Comme tous les voleurs, l'anglais tente-t-il d'entrer par effraction chez nous? La langue anglaise ne veut surtout pas emprunter la petite porte de service pour accéder dans la Maison Algérie. Y entrer par effraction? De telles moeurs ne relèvent pas de la culture british non plus. Ça ne fait pas gentleman. Et ce n'est pas pour rien que l'on a adopté le chapeau de forme dans un royaume où la mise vestimentaire n'est ni un ustensile de cuisine ni encore moins un instrument de conquête, mais bien pour se faire distinguer du bonnet. Cette coiffe des
pauvres. Aristocratie oblige. Depuis deux ans au moins, les inscriptions en anglais pullulent aux frontons de nos édifices publics. Le siège abritant les Archives nationales, l'université de Dély Brahim et tant d'autres hauts lieux du savoir ont troqué la langue de Molière contre celle de Shakespeare. Sans crier gare, à leur tour, des ministères ont cru bon de suivre cette tendance à la mode.
Du ministère de la Défense nationale à celui des Affaires étrangères en passant par bien d'autres, les Algériens découvrent avec stupéfaction que l'anglais a bien envahi leurs espaces de vie. Et cela ressemble bien à un viol... linguistique. Sans coup férir, la dernière démonstration de cette «infidélité» nous vient de la Haute Instance indépendante de surveillance des élections. Les écrans des Télévisions nationales ont relayé à merveille ce tour de passe-passe zoomant sur cette image de l'affiche officielle où seule la langue anglaise figure à côté de l'arabe. Good morning Sir!

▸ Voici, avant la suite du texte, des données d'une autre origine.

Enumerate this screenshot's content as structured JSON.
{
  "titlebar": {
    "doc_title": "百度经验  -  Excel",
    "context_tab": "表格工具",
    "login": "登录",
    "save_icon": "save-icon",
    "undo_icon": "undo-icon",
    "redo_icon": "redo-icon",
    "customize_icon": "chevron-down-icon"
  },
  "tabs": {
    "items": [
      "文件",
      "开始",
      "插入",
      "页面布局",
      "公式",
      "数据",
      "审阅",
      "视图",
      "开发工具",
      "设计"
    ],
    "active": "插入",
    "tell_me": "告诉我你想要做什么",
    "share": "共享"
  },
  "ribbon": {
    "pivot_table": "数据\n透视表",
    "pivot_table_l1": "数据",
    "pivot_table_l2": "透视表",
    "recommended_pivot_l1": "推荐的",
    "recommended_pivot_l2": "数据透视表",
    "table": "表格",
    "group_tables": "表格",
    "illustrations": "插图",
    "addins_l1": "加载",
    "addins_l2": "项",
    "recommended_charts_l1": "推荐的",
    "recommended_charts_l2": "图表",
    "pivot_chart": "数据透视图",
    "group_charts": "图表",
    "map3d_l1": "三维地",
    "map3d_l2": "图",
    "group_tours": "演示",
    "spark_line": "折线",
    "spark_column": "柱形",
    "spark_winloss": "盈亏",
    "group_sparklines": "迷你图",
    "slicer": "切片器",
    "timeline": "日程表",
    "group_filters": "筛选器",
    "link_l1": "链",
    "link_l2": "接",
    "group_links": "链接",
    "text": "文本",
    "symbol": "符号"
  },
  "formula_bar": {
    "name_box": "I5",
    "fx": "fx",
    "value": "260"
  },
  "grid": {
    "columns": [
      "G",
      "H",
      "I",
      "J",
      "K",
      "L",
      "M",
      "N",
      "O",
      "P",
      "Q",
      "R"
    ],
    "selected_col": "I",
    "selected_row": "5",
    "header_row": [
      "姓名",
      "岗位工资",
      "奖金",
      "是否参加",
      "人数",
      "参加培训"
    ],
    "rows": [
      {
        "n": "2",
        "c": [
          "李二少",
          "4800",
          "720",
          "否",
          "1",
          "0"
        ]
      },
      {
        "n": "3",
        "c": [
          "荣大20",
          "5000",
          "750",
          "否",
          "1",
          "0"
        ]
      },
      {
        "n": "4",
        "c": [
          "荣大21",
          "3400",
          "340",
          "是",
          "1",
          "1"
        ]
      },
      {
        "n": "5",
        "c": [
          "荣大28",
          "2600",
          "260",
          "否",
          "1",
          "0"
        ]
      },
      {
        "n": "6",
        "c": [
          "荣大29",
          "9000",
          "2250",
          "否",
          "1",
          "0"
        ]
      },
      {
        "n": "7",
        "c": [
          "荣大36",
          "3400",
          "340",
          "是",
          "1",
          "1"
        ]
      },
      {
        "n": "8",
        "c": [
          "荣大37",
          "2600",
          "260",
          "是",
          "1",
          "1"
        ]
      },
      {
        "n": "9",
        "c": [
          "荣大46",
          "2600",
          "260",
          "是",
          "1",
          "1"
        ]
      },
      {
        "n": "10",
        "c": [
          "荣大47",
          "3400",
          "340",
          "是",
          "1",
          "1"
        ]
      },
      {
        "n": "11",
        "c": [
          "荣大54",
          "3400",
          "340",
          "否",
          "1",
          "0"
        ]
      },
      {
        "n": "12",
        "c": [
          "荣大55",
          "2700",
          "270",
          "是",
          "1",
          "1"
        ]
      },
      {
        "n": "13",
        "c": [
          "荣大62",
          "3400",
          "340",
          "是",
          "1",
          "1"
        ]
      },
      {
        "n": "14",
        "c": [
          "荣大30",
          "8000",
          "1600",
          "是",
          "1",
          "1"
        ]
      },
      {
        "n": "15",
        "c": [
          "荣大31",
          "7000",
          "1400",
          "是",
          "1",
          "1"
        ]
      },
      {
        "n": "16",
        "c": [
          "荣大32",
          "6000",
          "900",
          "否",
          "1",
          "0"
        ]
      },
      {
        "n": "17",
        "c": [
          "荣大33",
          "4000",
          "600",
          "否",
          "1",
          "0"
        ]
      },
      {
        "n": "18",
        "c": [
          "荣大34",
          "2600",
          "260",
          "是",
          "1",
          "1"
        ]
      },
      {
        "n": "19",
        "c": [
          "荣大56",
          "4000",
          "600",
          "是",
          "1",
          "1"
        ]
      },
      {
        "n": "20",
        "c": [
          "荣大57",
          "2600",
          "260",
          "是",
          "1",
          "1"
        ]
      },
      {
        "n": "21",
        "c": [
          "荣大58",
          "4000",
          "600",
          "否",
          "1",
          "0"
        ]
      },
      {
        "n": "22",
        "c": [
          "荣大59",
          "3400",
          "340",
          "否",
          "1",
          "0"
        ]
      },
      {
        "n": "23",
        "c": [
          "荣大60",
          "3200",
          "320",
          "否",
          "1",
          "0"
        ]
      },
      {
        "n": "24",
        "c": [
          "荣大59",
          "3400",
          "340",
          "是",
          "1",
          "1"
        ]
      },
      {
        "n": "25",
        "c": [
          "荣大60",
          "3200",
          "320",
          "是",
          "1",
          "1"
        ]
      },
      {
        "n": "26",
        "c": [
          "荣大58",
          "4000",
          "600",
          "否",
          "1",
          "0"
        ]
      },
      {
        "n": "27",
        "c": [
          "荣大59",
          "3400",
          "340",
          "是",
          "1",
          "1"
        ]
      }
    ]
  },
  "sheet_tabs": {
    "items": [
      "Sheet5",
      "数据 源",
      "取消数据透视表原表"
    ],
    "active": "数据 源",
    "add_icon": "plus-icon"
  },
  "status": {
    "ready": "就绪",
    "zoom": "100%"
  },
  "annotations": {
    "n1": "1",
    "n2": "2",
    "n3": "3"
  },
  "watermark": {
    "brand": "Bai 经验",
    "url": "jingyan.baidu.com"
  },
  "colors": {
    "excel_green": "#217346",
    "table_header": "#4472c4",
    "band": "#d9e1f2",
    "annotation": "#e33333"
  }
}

Mais que vient donc faire cet intrus d'anglais chez nous? Par qui a-t-il été invité? Sans gêne, il a traversé le vestibule pour investir le salon familial en attendant d'aller tout droit vers la chambre à coucher et de soulever ses secrets d'alcôve! Des responsables algériens ont-ils donné à ce point leur feu vert pour une guerre non déclarée à la langue française dans un pays où elle est présente dans les trois quarts des foyers? Mais qui se cache derrière cette conspiration et à qui profite-t-elle? L'Algérie est le deuxième pays francophone dans le monde. Nos plus grands écrivains et penseurs, pour ne pas dire toute notre élite, représentent admirablement notre pays dans le monde en s'exprimant dans cette langue.

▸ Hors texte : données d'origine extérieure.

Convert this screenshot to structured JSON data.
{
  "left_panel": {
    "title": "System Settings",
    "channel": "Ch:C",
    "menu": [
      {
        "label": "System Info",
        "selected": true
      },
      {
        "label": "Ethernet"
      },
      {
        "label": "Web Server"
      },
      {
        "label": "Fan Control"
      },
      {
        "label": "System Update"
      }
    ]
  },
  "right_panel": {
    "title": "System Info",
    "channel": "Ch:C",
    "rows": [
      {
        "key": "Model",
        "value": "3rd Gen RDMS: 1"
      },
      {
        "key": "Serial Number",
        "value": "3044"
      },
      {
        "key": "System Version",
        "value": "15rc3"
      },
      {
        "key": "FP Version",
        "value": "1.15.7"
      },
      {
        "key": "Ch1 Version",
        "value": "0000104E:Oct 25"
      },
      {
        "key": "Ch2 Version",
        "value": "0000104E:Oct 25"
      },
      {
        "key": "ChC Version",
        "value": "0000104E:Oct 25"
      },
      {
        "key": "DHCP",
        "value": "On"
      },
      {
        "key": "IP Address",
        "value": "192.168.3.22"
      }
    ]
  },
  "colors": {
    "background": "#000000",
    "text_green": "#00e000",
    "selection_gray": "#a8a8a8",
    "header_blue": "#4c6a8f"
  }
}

Nos écrivains, Mohamed Dib, Kateb Yacine, Mouloud Feraoun, Mouloud Mammeri, Assia Djebar, pressentie même plusieurs fois au prix Nobel de littérature, ont incarné avec talent l'âme de cette Algérie en s'exprimant en français!

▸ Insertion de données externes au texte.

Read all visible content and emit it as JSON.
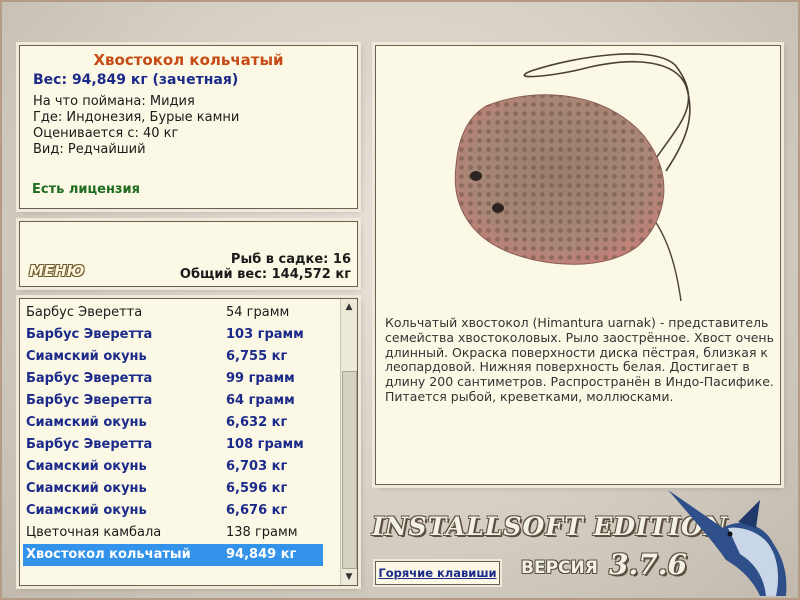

Mais pourquoi ravaler chez nous cette langue de civilisation qui est d'un grand apport à la culture universelle, alors que tant d'autres pays nous l'envient? Notre administration, notre environnement quotidien ainsi que nos habitudes culinaires et vestimentaires en portent encore le sceau plus d'un demi-siècle depuis que le colonialisme a été bouté hors de ce pays. Tout notre humus se trouve ainsi mêlé, modelé et façonné par cette langue qui nous a fait prendre conscience de ce que nous sommes avec les valeurs humanistes que des écrivains comme Zola, le défenseur des pauvres ou Jean-Paul Sartre, ce chantre de la liberté, qui a soutenu l'indépendance de l'Algérie, ont érigées tout au long de leur vie en un combat juste et éternel.
Posons-nous alors la question qui tue: pourquoi toute cette haine de certains responsables contre une langue qui a été une irremplaçable arme de combat pour nous?
Disons-le tout net: nous nous sommes émancipés grâce au français. Le grand écrivain Kateb Yacine a su admirablement s'en accaparer pour créer son chef-d'oeuvre Nedjma tout en proclamant à la face du monde que pour les Algériens que nous étions et que nous sommes devenus «la langue française est un butin de guerre».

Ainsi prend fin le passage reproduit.